Drivers and How They Drive Me

An errant thought has been playing in a loop inside my befuddled brain ever since a certain Madame Mukherjea took over my living room and my life a week ago: how did the lady manage to get her driver do her bidding, and a real frightening one at that, when mine shudders and sniffs, grumbles and declares war when I beseech him to do what he has been primarily hired for–simply turn up for work and get behind the wheel?

Just turn up and drive, mind you, not wash the car he has deigned to drive (“naavu driver, cleaner alla”); not stop by at the neighborhood store for milk or bread (“naavu driver; mane kelasa madolla”); or horror of horrors, come to work on weekends, public holidays, or days when it rains or the derby season is on (“naavu manushyaru, bari driver alla!”).

You get the drift, right?

Fresh off the boat (the mofussil bus, in this case), the last one–--my eighth in the last ten weeks–--started on a very promising note. Watching me race through the morning madness, stuffing water bottle, lunch bag, laptop bag, phone, charger and books into the car, he sighed deeply and said, “City people are so unlucky – they are always worrying and running.”

At that moment, I mistook his disdain for sympathy and smiled only to realise that soon his Zen-like attitude would reduce me to tears.

Traffic rules, just like worrying and running, were for clueless city folks, not for him from the lucky countryside. So zooming through red lights, overtaking from the wrong side, jumping lanes and parking in no-parking zones were all minor blips in his glorious game of life.
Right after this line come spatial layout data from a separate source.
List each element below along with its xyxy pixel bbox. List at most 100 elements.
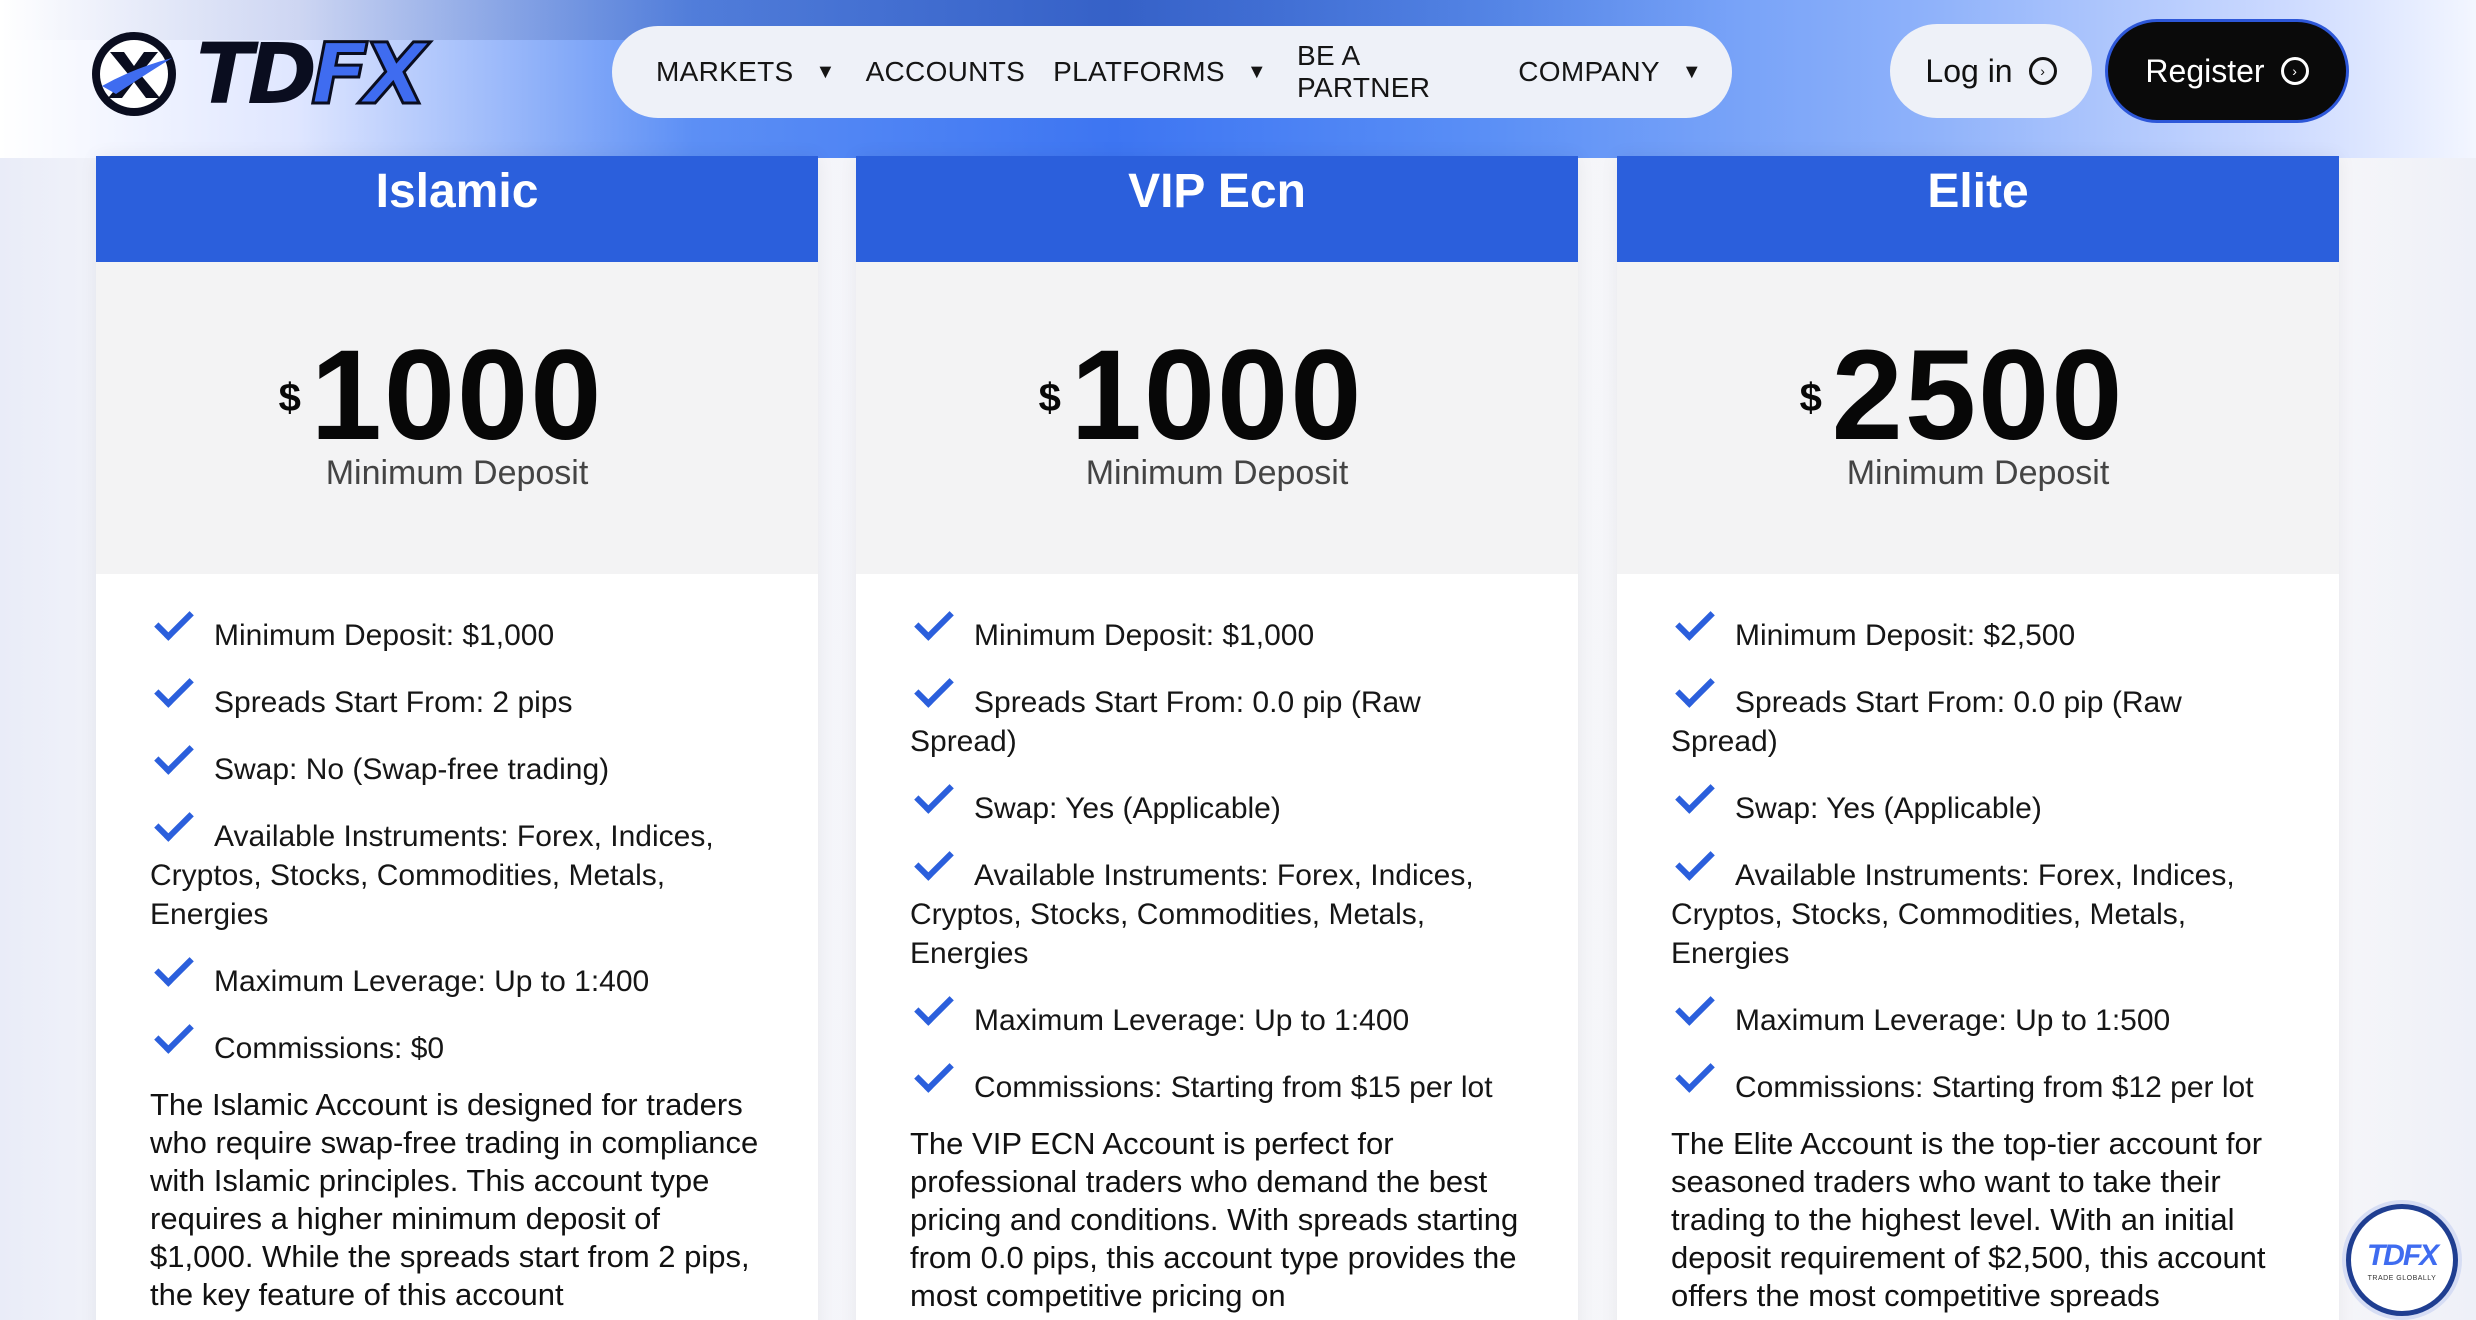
feature-item: Maximum Leverage: Up to 1:400 xyxy=(150,962,764,1001)
price-value: 1000 xyxy=(310,324,604,467)
check-icon xyxy=(150,818,190,840)
account-card-vip-ecn: VIP Ecn $1000 Minimum Deposit Minimum De… xyxy=(856,156,1578,1320)
feature-text: Spreads Start From: 2 pips xyxy=(214,686,573,719)
card-title: VIP Ecn xyxy=(856,156,1578,262)
nav-item-label: ACCOUNTS xyxy=(865,56,1026,87)
feature-item: Swap: No (Swap-free trading) xyxy=(150,750,764,789)
caret-down-icon: ▼ xyxy=(1681,60,1702,83)
check-icon xyxy=(150,617,190,639)
feature-item: Spreads Start From: 0.0 pip (Raw Spread) xyxy=(1671,683,2285,761)
check-icon xyxy=(1671,684,1711,706)
nav-item-label: COMPANY xyxy=(1518,56,1660,87)
check-icon xyxy=(910,684,950,706)
feature-item: Available Instruments: Forex, Indices, C… xyxy=(150,817,764,934)
register-label: Register xyxy=(2145,52,2265,89)
feature-item: Minimum Deposit: $1,000 xyxy=(150,616,764,655)
feature-text: Maximum Leverage: Up to 1:400 xyxy=(974,1004,1410,1037)
feature-text: Commissions: Starting from $15 per lot xyxy=(974,1071,1493,1104)
check-icon xyxy=(1671,617,1711,639)
login-label: Log in xyxy=(1925,52,2013,89)
feature-item: Commissions: Starting from $12 per lot xyxy=(1671,1068,2285,1107)
feature-item: Swap: Yes (Applicable) xyxy=(1671,789,2285,828)
card-title: Islamic xyxy=(96,156,818,262)
price-row: $1000 xyxy=(96,332,818,460)
card-price-panel: $2500 Minimum Deposit xyxy=(1617,262,2339,574)
feature-item: Maximum Leverage: Up to 1:500 xyxy=(1671,1001,2285,1040)
card-description: The Islamic Account is designed for trad… xyxy=(150,1087,759,1312)
feature-text: Spreads Start From: 0.0 pip (Raw Spread) xyxy=(910,686,1421,758)
price-row: $2500 xyxy=(1617,332,2339,460)
card-price-panel: $1000 Minimum Deposit xyxy=(856,262,1578,574)
feature-item: Minimum Deposit: $1,000 xyxy=(910,616,1524,655)
check-icon xyxy=(150,684,190,706)
nav-item-accounts[interactable]: ACCOUNTS xyxy=(866,56,1026,88)
check-icon xyxy=(910,617,950,639)
logo-x-icon xyxy=(92,32,176,116)
feature-text: Available Instruments: Forex, Indices, C… xyxy=(150,820,714,931)
price-value: 2500 xyxy=(1831,324,2125,467)
caret-down-icon: ▼ xyxy=(815,60,836,83)
logo-text-part2: FX xyxy=(310,25,429,123)
price-label: Minimum Deposit xyxy=(325,454,589,492)
account-card-islamic: Islamic $1000 Minimum Deposit Minimum De… xyxy=(96,156,818,1320)
card-body: Minimum Deposit: $1,000 Spreads Start Fr… xyxy=(856,574,1578,1315)
feature-text: Minimum Deposit: $1,000 xyxy=(974,619,1315,652)
feature-item: Available Instruments: Forex, Indices, C… xyxy=(1671,856,2285,973)
nav-item-label: MARKETS xyxy=(656,56,794,87)
login-button[interactable]: Log in › xyxy=(1890,24,2092,118)
card-title: Elite xyxy=(1617,156,2339,262)
arrow-right-circle-icon: › xyxy=(2280,57,2309,85)
card-description: The Elite Account is the top-tier accoun… xyxy=(1671,1126,2266,1313)
check-icon xyxy=(910,1002,950,1024)
feature-text: Available Instruments: Forex, Indices, C… xyxy=(1671,859,2235,970)
register-button[interactable]: Register › xyxy=(2108,22,2346,120)
feature-text: Minimum Deposit: $2,500 xyxy=(1735,619,2076,652)
arrow-right-circle-icon: › xyxy=(2028,57,2057,85)
check-icon xyxy=(910,790,950,812)
price-value: 1000 xyxy=(1070,324,1364,467)
feature-text: Swap: Yes (Applicable) xyxy=(974,792,1281,825)
nav-item-be-a-partner[interactable]: BE A PARTNER xyxy=(1297,40,1490,104)
price-amount: $1000 xyxy=(279,332,604,460)
caret-down-icon: ▼ xyxy=(1246,60,1267,83)
card-price-panel: $1000 Minimum Deposit xyxy=(96,262,818,574)
price-amount: $1000 xyxy=(1039,332,1364,460)
feature-text: Spreads Start From: 0.0 pip (Raw Spread) xyxy=(1671,686,2182,758)
feature-text: Commissions: Starting from $12 per lot xyxy=(1735,1071,2254,1104)
nav-item-company[interactable]: COMPANY ▼ xyxy=(1518,56,1704,88)
badge-text-part2: FX xyxy=(2402,1238,2439,1272)
chat-widget-button[interactable]: TDFX TRADE GLOBALLY xyxy=(2346,1204,2458,1316)
card-body: Minimum Deposit: $2,500 Spreads Start Fr… xyxy=(1617,574,2339,1315)
currency-symbol: $ xyxy=(278,376,303,420)
feature-item: Spreads Start From: 2 pips xyxy=(150,683,764,722)
nav-item-markets[interactable]: MARKETS ▼ xyxy=(656,56,838,88)
feature-item: Swap: Yes (Applicable) xyxy=(910,789,1524,828)
currency-symbol: $ xyxy=(1799,376,1824,420)
feature-text: Commissions: $0 xyxy=(214,1032,445,1065)
feature-text: Minimum Deposit: $1,000 xyxy=(214,619,555,652)
logo-text-part1: TD xyxy=(196,25,317,123)
nav-item-platforms[interactable]: PLATFORMS ▼ xyxy=(1053,56,1269,88)
check-icon xyxy=(150,1030,190,1052)
feature-item: Spreads Start From: 0.0 pip (Raw Spread) xyxy=(910,683,1524,761)
feature-item: Commissions: Starting from $15 per lot xyxy=(910,1068,1524,1107)
check-icon xyxy=(1671,790,1711,812)
nav-item-label: PLATFORMS xyxy=(1053,56,1225,87)
price-label: Minimum Deposit xyxy=(1085,454,1349,492)
check-icon xyxy=(1671,857,1711,879)
check-icon xyxy=(1671,1069,1711,1091)
check-icon xyxy=(910,1069,950,1091)
feature-text: Maximum Leverage: Up to 1:500 xyxy=(1735,1004,2171,1037)
check-icon xyxy=(910,857,950,879)
nav-item-label: BE A PARTNER xyxy=(1296,40,1431,103)
badge-text-part1: TD xyxy=(2366,1238,2405,1272)
feature-text: Swap: Yes (Applicable) xyxy=(1735,792,2042,825)
feature-text: Available Instruments: Forex, Indices, C… xyxy=(910,859,1474,970)
feature-text: Maximum Leverage: Up to 1:400 xyxy=(214,965,650,998)
badge-subtitle: TRADE GLOBALLY xyxy=(2367,1274,2437,1282)
chat-logo-icon: TDFX xyxy=(2366,1238,2439,1273)
logo-wordmark: TDFX xyxy=(196,29,429,120)
feature-item: Commissions: $0 xyxy=(150,1029,764,1068)
brand-logo[interactable]: TDFX xyxy=(88,24,438,124)
feature-text: Swap: No (Swap-free trading) xyxy=(214,753,610,786)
That I lost a good part of my savings paying off traffic fines and goodwill money to the victims of his Laissez-faire has made me eternally wary of the calm, collected and utterly unflappable kind of superman behind the wheel.

His predecessor was a strategist. He had a plan for everything. On Mondays, he would mastermind a mid-morning emergency where the wife/son/neighbour/dog would take violently ill; on Thursdays, he would call in about his enlarged prostrate/stones in his kidneys/a buzzing in his head/ an inability to move a single muscle; on Fridays he would arrive at 8:30 am and want to leave at 9 am to take the Volvo bus to his village to attend a wedding/funeral/ naming ceremony/house warming/election rally/panchayat meeting.

On the Tuesday and Wednesday that he did report to work, he would make long and loud phone calls on his Galaxy Note S that made me painfully aware of what an important man he was and how I would rot in hell for making him devote his lofty life to as mundane a task as driving.

The one for who I feel an overwhelming rush of (misplaced) affection is the one who turned up one morning on my doorstep, asking if it was true that I was looking for a driver. Yes, I bleated, telling him to wait. He raised a bushy eyebrow and asked if “something was burning inside”.

Proceeding to calmly elbow past me, following his twitching nose which was enraged at the sight of my burning kadai in the  kitchen, he let out a loud ‘Aiyyo’ and gave me a look that turned me, like the vegetables in the kadai, to ashes.

I had met my nemesis in the garb of a desi Gordon Ramsay, attitude and all. Car and driving forgotten for the moment, he lectured me on the joys of cooking on ‘simmer’ flame, not high heat; on using ‘naati’ vegetables, not the farm monstrosities that we city slickers buy. “Don’t worry, I will teach you,” he smiled benevolently.  “Errr… but you will drive first?” I ventured. “Oh that. Later. First, go and buy ‘naati’ tomato,”  he added,  sizing up my meagre fridge supplies. The fact that I preferred burnt dal to his masterful ‘soppina huli’ made him declare he could not work for someone who has no “taste”.

Having failed miserably to curry favour with this opinionated fraternity, is it any wonder that I read with awe and admiration the achievements of Madame Mukherjea in the driver department?